Thanks to alert Balloon Juice commenter WereBear, I learned that Rush Limbaugh was possibly caught on film picking his snoot in Patriot owner Robert Kraft’s booth during last night’s Super Bowl. There is much speculation about it on the Google: Did he or didn’t he shove his finger knuckle-deep into his nostril in full view of all the swells in the skybox, including Steven Tyler?
Deadspin has a pretty definitive photo here. However, some wingnut site called the “Daily Rushbo” gives the clip the Zapruder treatment and concludes that no nose-picking occurred. Not content to rely on the analysis of someone daft enough to run a Limbaugh fan site, I used advanced digital still analysis techniques and found that the truth is far worse than the original rumor.

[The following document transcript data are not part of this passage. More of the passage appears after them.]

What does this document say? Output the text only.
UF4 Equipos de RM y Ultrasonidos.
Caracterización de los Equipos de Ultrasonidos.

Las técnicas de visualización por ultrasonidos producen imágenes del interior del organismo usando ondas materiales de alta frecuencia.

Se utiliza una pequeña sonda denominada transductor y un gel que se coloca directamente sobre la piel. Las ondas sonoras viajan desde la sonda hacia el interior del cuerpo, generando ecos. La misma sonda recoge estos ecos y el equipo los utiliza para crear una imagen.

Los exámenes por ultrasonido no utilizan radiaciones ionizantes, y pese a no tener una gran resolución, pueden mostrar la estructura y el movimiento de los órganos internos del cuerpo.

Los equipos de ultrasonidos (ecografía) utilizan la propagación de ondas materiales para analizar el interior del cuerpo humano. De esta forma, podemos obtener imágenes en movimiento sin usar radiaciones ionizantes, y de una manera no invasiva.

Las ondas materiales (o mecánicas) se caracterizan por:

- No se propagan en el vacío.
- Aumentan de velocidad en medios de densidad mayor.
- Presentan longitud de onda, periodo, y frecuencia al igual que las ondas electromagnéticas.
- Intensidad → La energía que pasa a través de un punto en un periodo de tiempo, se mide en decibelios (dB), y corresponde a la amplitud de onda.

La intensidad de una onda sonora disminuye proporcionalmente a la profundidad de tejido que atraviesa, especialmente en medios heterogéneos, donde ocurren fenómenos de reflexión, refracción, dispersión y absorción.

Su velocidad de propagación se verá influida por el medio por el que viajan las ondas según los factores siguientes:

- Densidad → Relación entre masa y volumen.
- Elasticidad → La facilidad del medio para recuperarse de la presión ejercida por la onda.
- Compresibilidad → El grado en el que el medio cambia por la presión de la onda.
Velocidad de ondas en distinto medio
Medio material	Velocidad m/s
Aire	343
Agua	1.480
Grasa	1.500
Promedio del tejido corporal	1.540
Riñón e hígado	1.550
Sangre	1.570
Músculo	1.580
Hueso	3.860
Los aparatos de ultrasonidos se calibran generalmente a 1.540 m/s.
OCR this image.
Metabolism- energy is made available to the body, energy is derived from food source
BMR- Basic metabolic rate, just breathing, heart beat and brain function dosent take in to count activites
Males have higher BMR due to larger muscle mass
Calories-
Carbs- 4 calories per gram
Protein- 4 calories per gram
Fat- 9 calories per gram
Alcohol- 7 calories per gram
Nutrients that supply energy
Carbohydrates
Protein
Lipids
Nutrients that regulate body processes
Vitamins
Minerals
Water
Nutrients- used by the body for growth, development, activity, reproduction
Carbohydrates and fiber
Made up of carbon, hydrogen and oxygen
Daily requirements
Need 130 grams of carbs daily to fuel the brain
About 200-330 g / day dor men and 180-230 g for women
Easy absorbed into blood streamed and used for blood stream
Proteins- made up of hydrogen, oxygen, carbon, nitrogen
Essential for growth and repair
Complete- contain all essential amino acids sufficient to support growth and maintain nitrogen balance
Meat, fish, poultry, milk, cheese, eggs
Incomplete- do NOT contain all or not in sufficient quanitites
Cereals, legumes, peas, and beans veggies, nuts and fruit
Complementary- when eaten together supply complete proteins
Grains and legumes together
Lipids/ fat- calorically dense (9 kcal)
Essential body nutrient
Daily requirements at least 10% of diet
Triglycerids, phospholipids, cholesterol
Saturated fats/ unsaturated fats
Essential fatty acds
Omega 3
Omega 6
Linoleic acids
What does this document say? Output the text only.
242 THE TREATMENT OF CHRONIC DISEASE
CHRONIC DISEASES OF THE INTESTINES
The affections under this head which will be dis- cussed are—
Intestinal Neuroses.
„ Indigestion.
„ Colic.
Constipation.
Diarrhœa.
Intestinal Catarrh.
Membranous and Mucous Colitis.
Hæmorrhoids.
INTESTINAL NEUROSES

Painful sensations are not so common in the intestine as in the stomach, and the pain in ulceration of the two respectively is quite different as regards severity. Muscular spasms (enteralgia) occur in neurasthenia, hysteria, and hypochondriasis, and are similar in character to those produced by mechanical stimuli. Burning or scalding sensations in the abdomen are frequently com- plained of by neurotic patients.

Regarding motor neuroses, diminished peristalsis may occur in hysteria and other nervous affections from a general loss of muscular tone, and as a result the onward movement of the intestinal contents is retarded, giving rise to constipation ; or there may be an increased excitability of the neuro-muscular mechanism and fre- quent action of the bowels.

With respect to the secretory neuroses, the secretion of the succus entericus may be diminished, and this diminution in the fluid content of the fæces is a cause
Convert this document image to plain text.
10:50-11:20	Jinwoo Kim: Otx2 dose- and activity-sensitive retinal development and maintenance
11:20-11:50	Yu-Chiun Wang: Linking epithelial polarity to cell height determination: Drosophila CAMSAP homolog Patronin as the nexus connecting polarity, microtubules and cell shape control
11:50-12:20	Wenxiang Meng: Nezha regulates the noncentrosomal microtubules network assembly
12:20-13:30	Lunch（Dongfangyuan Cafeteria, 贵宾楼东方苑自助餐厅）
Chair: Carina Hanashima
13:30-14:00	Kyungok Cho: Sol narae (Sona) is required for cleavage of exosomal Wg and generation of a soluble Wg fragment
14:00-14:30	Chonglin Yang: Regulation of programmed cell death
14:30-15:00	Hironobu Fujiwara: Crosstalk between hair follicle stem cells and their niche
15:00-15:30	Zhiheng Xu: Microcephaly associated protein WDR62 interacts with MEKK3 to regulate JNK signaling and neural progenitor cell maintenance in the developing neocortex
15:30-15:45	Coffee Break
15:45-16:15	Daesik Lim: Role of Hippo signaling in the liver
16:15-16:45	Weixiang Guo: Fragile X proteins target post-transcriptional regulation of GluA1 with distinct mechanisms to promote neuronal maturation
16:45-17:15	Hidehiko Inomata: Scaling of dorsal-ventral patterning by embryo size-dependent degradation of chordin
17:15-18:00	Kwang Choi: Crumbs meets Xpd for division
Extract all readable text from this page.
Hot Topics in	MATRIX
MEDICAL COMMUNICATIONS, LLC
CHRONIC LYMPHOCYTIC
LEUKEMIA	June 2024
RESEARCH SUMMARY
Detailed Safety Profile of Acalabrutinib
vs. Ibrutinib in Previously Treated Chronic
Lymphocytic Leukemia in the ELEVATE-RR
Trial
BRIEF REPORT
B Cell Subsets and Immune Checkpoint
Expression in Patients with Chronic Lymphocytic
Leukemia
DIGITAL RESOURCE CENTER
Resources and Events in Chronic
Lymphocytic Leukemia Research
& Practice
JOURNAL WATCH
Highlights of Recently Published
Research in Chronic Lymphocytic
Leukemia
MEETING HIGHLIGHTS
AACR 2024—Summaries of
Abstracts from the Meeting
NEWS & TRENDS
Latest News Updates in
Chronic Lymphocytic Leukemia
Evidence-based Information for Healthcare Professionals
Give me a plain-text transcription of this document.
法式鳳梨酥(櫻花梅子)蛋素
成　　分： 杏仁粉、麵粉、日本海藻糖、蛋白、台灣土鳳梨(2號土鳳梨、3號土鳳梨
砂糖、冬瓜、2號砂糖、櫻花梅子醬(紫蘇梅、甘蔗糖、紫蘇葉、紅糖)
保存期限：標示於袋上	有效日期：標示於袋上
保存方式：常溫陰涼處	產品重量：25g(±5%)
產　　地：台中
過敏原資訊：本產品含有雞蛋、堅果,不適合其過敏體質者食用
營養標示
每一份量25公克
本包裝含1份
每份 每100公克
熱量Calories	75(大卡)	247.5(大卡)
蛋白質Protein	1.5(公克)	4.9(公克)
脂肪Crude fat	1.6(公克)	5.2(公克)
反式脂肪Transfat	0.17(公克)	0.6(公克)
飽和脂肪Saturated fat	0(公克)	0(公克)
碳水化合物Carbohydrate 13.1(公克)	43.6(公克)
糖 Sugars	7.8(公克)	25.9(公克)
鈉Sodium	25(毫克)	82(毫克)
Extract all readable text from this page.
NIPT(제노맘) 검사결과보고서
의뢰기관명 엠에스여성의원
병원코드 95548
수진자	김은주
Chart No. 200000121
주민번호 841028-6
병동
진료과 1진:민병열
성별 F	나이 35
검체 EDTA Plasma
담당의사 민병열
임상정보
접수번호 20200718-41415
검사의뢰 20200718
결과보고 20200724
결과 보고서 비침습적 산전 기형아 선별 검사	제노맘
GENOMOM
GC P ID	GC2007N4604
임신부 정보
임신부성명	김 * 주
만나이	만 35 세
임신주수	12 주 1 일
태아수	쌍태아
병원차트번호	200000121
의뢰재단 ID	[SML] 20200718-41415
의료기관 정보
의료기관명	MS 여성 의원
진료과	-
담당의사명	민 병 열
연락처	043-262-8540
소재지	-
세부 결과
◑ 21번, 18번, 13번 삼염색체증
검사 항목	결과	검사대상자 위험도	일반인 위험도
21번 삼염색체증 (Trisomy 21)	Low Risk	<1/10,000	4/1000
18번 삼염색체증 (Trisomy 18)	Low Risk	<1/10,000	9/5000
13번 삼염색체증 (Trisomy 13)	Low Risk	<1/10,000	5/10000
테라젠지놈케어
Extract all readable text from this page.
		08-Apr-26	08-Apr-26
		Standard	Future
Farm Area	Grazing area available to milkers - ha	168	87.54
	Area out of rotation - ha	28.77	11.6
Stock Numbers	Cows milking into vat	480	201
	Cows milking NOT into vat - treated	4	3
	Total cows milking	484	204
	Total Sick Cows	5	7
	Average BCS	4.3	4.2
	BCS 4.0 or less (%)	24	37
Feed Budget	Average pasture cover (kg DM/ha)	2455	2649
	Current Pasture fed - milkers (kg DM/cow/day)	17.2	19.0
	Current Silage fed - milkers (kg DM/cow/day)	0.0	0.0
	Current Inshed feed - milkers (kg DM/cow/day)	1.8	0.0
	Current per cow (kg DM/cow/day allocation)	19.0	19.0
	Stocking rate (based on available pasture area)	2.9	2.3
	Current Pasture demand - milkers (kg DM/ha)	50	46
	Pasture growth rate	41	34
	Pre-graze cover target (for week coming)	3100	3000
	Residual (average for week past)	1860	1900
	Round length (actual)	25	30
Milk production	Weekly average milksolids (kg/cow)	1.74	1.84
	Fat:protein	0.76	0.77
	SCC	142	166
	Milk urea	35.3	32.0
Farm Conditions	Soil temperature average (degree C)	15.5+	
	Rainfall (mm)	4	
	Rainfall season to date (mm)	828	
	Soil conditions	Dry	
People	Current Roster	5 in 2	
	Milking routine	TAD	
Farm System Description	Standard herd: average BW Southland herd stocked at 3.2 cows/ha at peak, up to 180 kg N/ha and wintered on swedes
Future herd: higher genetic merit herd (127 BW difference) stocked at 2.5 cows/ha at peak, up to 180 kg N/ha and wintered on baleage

First, here’s the Deadspin still:
And here’s a detailed view of Limbaugh in mid-pick — the enhanced image clearly shows a viscous, green glob of mucus dangling from his index finger:
And a couple of frames later, the horrible truth is revealed: Not only did Limbaugh extract a slimy, revolting booger from his snout, he disposed of it by wiping it on the back of his host, Mr. Kraft.
Jesus, that’s disgusting. But it kind of puts the NFL ownership’s rejection of Limbaugh’s bid to join their little club in a new light, doesn’t it? It’s not that the owners were put off by Limbaugh’s constant race-baiting and misogyny; it’s just that he’s one crass motherfucker.